화학공학소재연구정보센터
Journal of Physical Chemistry B, Vol.111, No.35, 10340-10351, 2007
Structure, topology, and dynamics of membrane peptides and proteins from solid-state NMR Spectroscopy
The high-resolution structure of membrane proteins is notoriously difficult to determine due to the hydrophobic nature of the protein-membrane complexes. Solid-state NMR spectroscopy is a unique and powerful atomic-resolution probe of the structure and dynamics of these important biological molecules. A number of new solid-state NMR methods for determining the depth of insertion, orientation, oligomeric structure, and long-range (10-15 angstrom) distances of membrane proteins are summarized.

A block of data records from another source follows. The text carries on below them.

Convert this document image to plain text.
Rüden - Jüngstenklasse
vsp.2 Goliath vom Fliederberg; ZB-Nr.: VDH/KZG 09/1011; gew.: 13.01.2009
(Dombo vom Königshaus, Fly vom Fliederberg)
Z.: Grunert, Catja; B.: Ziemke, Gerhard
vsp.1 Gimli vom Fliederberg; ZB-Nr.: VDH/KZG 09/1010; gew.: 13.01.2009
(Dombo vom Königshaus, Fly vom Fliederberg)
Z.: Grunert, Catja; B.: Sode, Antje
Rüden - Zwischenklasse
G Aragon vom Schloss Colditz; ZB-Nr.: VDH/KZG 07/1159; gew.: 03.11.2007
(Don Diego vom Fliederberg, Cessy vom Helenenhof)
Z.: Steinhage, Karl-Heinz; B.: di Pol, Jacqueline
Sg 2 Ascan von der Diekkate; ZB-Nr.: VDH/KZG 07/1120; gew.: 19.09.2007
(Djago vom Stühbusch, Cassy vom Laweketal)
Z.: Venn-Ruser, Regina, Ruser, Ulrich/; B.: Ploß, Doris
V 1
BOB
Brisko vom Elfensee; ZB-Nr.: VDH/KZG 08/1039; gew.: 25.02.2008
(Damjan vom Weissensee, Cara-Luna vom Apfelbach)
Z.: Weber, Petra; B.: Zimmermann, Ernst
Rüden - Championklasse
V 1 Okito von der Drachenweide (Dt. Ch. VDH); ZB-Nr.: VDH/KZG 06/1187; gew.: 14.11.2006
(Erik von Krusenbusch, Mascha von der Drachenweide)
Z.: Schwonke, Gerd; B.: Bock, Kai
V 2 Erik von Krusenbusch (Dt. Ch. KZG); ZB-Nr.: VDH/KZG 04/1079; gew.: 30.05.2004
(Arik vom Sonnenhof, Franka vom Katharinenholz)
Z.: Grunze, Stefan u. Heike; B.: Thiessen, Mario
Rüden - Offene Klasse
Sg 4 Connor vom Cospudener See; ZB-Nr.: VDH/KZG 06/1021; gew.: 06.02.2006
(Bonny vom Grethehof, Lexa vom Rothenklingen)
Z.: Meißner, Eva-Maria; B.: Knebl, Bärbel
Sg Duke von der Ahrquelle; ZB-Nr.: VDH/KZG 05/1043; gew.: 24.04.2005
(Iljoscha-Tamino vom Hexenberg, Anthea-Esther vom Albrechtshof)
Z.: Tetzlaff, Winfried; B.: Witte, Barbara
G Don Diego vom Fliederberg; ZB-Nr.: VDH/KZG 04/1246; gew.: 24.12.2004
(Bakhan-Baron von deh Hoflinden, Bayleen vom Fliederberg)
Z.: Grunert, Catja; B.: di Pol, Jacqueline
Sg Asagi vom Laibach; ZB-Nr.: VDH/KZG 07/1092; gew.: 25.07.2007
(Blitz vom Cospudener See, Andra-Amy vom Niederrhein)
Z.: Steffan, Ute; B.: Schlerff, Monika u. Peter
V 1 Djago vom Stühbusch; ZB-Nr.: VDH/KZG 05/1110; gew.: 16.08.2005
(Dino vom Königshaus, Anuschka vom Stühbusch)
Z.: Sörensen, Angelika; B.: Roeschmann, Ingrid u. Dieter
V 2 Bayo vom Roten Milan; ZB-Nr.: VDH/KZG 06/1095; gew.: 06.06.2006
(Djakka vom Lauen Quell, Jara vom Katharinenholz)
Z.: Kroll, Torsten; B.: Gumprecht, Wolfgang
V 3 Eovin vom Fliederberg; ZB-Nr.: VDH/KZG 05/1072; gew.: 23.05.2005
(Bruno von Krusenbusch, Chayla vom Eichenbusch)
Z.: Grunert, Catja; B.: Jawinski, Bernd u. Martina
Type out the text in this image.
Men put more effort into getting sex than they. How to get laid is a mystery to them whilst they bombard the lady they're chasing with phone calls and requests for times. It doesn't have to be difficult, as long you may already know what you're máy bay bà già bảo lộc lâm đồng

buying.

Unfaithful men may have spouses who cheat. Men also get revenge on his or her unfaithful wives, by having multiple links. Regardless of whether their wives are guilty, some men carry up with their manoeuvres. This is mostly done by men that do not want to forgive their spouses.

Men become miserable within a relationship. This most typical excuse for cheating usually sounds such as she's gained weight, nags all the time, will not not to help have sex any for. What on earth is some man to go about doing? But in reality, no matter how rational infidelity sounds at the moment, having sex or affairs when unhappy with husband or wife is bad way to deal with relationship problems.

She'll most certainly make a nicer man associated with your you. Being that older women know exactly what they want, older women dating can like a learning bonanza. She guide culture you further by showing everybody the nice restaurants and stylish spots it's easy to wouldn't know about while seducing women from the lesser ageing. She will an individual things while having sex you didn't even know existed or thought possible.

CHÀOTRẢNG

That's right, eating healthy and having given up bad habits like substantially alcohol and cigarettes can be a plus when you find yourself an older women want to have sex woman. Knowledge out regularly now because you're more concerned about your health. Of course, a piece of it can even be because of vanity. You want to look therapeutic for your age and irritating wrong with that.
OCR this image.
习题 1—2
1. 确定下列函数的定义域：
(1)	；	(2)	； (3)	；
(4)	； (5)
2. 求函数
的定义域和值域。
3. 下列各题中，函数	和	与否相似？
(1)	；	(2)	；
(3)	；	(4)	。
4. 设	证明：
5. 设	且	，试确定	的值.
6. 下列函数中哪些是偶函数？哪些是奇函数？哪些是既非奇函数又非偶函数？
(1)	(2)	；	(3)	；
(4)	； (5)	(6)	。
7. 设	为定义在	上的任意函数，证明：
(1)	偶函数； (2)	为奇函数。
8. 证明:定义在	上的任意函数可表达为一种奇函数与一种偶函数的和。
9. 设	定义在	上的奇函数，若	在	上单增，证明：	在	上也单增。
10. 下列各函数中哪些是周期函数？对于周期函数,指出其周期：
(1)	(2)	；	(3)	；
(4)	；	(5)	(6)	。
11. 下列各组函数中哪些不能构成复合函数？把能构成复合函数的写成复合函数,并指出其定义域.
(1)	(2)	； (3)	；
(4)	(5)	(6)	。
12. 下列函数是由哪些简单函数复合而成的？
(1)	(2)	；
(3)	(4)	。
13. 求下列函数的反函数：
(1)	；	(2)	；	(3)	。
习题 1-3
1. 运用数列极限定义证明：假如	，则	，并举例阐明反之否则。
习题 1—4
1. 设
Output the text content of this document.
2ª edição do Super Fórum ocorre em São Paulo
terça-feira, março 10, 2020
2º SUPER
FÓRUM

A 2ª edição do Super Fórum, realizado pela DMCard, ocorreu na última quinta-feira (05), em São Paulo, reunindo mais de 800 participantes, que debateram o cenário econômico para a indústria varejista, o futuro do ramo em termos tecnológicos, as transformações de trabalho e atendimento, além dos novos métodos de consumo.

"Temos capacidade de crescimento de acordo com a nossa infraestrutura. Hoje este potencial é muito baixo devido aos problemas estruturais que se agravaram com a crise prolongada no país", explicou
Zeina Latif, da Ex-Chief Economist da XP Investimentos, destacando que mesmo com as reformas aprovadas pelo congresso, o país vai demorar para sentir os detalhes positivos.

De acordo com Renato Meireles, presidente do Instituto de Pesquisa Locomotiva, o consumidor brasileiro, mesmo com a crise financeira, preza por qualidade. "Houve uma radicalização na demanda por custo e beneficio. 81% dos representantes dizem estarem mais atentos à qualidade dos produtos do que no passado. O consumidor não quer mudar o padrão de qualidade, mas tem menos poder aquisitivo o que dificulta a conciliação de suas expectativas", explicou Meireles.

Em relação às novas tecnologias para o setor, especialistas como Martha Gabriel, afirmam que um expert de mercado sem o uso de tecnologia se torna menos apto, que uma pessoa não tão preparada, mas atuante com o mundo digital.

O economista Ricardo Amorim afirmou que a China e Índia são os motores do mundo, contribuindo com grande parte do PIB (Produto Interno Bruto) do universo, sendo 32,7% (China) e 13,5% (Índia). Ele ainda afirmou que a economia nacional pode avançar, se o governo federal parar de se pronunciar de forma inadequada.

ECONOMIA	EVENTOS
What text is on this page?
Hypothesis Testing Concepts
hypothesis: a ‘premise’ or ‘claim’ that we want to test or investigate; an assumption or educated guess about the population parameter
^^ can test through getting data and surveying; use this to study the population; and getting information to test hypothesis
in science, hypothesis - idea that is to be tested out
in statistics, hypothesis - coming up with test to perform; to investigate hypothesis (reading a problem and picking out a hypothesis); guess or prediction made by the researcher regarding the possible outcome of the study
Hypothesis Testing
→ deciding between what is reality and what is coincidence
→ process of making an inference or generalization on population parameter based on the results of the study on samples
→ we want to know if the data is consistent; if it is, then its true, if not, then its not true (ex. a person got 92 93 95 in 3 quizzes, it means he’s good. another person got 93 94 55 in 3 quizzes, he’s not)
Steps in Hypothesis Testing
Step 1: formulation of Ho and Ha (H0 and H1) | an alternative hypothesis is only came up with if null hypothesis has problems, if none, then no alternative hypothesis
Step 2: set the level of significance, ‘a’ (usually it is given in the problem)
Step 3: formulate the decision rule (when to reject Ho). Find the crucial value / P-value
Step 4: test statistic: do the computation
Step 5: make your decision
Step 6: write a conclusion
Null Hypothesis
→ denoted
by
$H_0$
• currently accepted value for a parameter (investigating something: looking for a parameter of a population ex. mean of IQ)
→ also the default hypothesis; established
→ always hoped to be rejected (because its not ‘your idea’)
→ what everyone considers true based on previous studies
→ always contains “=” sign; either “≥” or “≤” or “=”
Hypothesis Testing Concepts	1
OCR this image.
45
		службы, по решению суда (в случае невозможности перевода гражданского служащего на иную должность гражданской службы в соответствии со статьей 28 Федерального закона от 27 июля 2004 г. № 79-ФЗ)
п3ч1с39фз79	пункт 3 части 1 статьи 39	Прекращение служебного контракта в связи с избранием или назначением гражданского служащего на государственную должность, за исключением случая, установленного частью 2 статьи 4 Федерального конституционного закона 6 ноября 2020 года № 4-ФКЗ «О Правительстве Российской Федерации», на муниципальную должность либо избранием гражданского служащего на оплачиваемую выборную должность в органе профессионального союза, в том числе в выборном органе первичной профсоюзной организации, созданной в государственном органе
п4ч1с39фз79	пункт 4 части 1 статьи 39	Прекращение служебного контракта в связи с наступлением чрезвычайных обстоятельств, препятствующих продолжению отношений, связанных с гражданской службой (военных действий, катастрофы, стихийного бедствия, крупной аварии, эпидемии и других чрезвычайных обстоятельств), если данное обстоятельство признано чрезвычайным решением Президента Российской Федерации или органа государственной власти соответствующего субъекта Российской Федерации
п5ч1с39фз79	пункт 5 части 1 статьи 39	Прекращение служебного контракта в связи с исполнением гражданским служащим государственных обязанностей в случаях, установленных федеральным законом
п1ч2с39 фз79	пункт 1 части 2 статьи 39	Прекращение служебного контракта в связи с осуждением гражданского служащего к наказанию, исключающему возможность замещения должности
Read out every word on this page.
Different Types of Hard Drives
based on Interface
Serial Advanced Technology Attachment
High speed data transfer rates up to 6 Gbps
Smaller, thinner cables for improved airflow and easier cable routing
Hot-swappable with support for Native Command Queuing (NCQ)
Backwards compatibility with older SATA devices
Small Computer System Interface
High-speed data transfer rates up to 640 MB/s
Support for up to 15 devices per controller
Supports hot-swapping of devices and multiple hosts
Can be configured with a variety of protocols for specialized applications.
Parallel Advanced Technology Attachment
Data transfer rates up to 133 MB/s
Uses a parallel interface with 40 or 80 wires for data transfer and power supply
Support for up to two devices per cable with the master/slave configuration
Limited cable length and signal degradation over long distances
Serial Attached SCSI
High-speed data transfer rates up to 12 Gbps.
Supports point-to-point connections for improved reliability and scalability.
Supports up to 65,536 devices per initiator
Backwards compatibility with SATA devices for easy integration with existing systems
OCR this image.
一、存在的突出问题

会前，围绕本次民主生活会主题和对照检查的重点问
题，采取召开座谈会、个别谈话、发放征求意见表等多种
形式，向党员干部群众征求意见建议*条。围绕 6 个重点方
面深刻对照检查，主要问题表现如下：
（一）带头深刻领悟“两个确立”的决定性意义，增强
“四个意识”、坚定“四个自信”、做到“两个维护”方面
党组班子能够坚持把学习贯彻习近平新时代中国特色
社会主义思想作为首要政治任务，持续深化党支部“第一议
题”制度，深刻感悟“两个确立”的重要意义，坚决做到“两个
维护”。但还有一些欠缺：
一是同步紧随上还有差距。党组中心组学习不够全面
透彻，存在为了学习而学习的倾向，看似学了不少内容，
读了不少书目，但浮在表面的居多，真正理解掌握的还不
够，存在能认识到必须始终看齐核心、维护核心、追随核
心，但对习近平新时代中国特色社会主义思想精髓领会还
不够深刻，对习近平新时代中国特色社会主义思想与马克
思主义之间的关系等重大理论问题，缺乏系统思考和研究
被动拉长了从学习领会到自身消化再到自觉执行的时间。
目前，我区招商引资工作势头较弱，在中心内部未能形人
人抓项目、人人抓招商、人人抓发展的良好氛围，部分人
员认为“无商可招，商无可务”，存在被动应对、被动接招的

Membrane protein depths can now be determined using several complementary techniques with varying site-specificity, distance precision, and mobility requirement on the protein. Membrane protein orientation can now be determined with or without macroscopic alignment, the latter providing a novel alternative for orientation determination of intrinsically curvature-inducing proteins. The novel analyses of beta-sheet membrane protein orientation are described. The quaternary structure of membrane peptide assemblies can now be elucidated using a F-19 spin diffusion technique that simultaneously yields the oligomeric number and intermolecular distances up to 15 angstrom. Finally, long-range distances up to similar to 10 angstrom can now be measured using H-1 spins with an accuracy of better than 1 angstrom. These methods are demonstrated on several beta-sheet membrane peptides with antimicrobial activities and on two a-helical ion-channel proteins. Finally, we show that the nearly ubiquitous dynamics of membrane proteins can be readily examined using 2D correlation experiments. An intimate appreciation of molecular motion in these systems not only leads to important insights into the specific function of these membrane proteins but also may be exploited for other purposes such as orientation determination.